Not fair . . . It's not - not fair! Gryffon wailed mentally, not being able to suck in a morsel of air. He staggered up to his feet, his bleeding fingers reaching up to tear the burning thing from his mouth, making a stinging indent on his palm that he didn't feel.

With both hands, both which smeared a warm and trickling crimson paint over the originally clean sink, he tore another drawer from the countertop, this time letting it clatter against the wall on the opposite side of the room. He heard the forks, spoons, and knives hit the wall and floor in different places, creating a symphony of sounds that rang loudly in his ears as he searched for another little knob, another drawer.

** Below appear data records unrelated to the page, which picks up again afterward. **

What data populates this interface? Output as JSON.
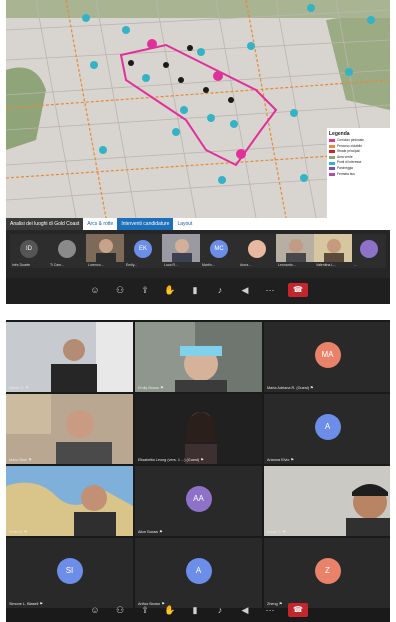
{
  "colors": {
    "accent": "#1c6fb8",
    "hangup": "#c4262e",
    "route": "#e0309a",
    "avatar_blue": "#6c8ee8",
    "avatar_purple": "#8d72c8",
    "avatar_orange": "#e8836a"
  },
  "top": {
    "tabs": [
      "Analisi dei luoghi di Gold Coast",
      "Arcs & rotte",
      "Interventi candidature",
      "Layout"
    ],
    "legend": {
      "title": "Legenda",
      "items": [
        "Corridoio pedonale",
        "Percorso ciclabile",
        "Strade principali",
        "Area verde",
        "Punti di interesse",
        "Parcheggio",
        "Fermata bus"
      ]
    },
    "participants": [
      {
        "name": "Inês Duarte",
        "initials": "ID"
      },
      {
        "name": "Ti Cam...",
        "initials": ""
      },
      {
        "name": "Lorenzo...",
        "initials": ""
      },
      {
        "name": "Emily...",
        "initials": "EK"
      },
      {
        "name": "Luca R...",
        "initials": ""
      },
      {
        "name": "Martin...",
        "initials": "MC"
      },
      {
        "name": "Anna...",
        "initials": ""
      },
      {
        "name": "Leonardo...",
        "initials": ""
      },
      {
        "name": "Valentina L...",
        "initials": ""
      },
      {
        "name": "...",
        "initials": ""
      }
    ]
  },
  "grid": {
    "cells": [
      {
        "name": "Martin C. ⚑",
        "initials": ""
      },
      {
        "name": "Emily Brown ⚑",
        "initials": ""
      },
      {
        "name": "Maria Adriana R. (Guest) ⚑",
        "initials": "MA"
      },
      {
        "name": "Mario Blau ⚑",
        "initials": ""
      },
      {
        "name": "Elisabetta Leong (vers. 1 ...) (Guest) ⚑",
        "initials": ""
      },
      {
        "name": "Arianna Elvio ⚑",
        "initials": "A"
      },
      {
        "name": "Peter B. ⚑",
        "initials": ""
      },
      {
        "name": "Alice Buraw ⚑",
        "initials": "AA"
      },
      {
        "name": "Arturo T. ⚑",
        "initials": ""
      },
      {
        "name": "Simone L. Blasell ⚑",
        "initials": "SI"
      },
      {
        "name": "Arthur Brown ⚑",
        "initials": "A"
      },
      {
        "name": "Zheng ⚑",
        "initials": "Z"
      }
    ]
  }
}
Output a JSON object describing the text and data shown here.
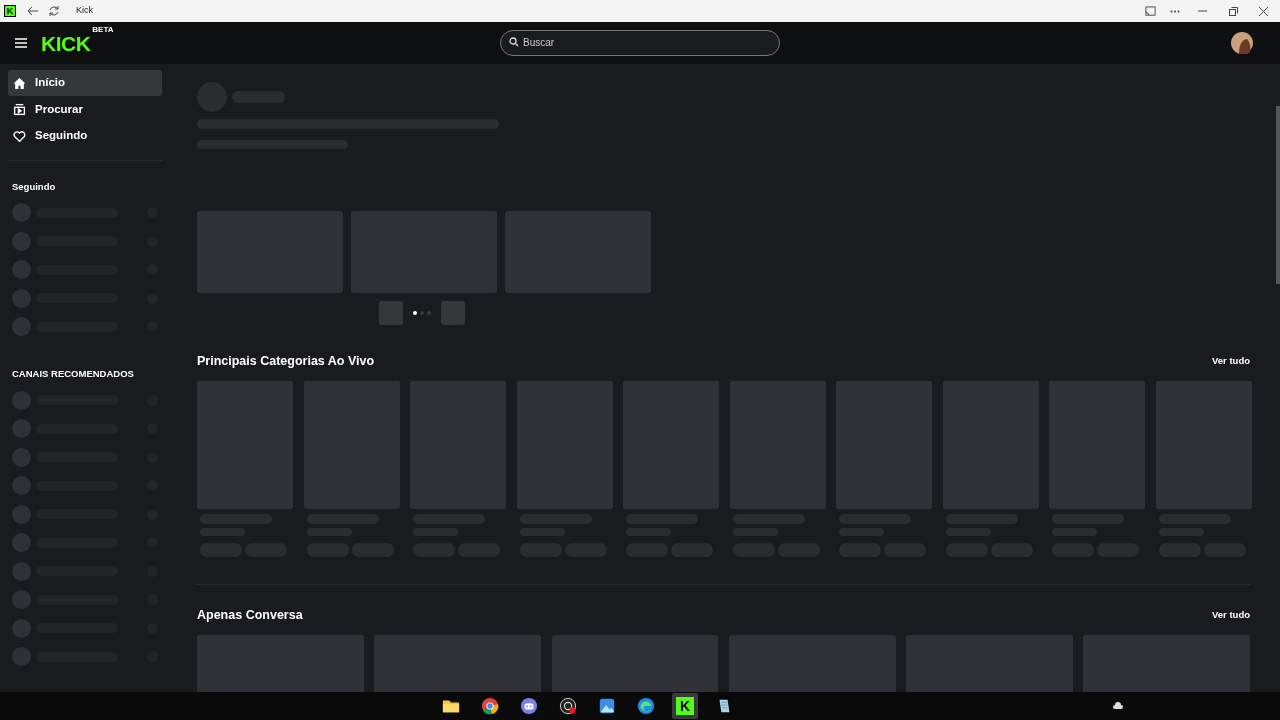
{
  "window": {
    "app_icon_letter": "K",
    "title": "Kick"
  },
  "header": {
    "logo": "KICK",
    "logo_badge": "BETA",
    "search": {
      "placeholder": "Buscar"
    }
  },
  "sidebar": {
    "nav": [
      {
        "label": "Início",
        "kind": "home",
        "selected": true
      },
      {
        "label": "Procurar",
        "kind": "browse",
        "selected": false
      },
      {
        "label": "Seguindo",
        "kind": "heart",
        "selected": false
      }
    ],
    "sections": [
      {
        "title": "Seguindo"
      },
      {
        "title": "CANAIS RECOMENDADOS"
      }
    ]
  },
  "carousel": {
    "dots": [
      {
        "selected": true
      },
      {
        "selected": false
      },
      {
        "selected": false
      }
    ]
  },
  "sections": [
    {
      "title": "Principais Categorias Ao Vivo",
      "link": "Ver tudo",
      "kind": "categories"
    },
    {
      "title": "Apenas Conversa",
      "link": "Ver tudo",
      "kind": "streams"
    }
  ],
  "taskbar": {
    "apps": [
      {
        "kind": "folder",
        "selected": false
      },
      {
        "kind": "chrome",
        "selected": false
      },
      {
        "kind": "discord",
        "selected": false
      },
      {
        "kind": "obs",
        "selected": false
      },
      {
        "kind": "photos",
        "selected": false
      },
      {
        "kind": "edge",
        "selected": false
      },
      {
        "kind": "kick",
        "letter": "K",
        "selected": true
      },
      {
        "kind": "notes",
        "selected": false
      }
    ]
  }
}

It was here . . . I saw her put it here! he claimed, watching as his vision blurred and made everything in front of him swerve and swirl, creating a kaleidoscope-like effect. No, not again, not again, stop it, stop! Gryffon coughed, his lungs begging for more air, but he refused to open his mouth to breathe. He was convinced he was suffocating, and so he'd let it happen. His eyes would let the tears flow, he'd let his lungs burn, he wouldn't give into their pleas to live. It wasn't his problem. They weren't his problem.

Gryffon's hands hit their target, and upon doing so, he let his fingers automatically close around the metal, setting themselves in a horizontal 'L' over the thing. Finally. His sigh of relief was instantly followed by a choking cough, one he couldn't identify as a sob or a growl behind his wheezing breath. The boy's thumb rolled down with his body, setting the dull click in place at the same time his knees hit the glass and liquid on the floor. Finally . . .

"Thank you . . . " Gryffon whispered, closing his eyes when the metal touched against his temple. He didn't want to get buried beneath it all . . . He didn't want to cause more damage to everyone and everything . . . He didn't want to destroy himself more than he had . . . He wanted to be free of it all, and with one press of a button he could do it . . . He could finally . . .

Click.

It was hollow. The pressing of the trigger produced nothing but a hollow sound from the barrel and nothing more but a strangled sob from the Victor. He felt himself slump forward, then heard another thmmp as his head hit against the wood with the cold of the gun still pressed to his head. The bitter weapon slowly vanished from his skull, slinked down his side, and hit the floor, splashing into a pool of rum with the unsatisfactory sound and reminder that he was still alive.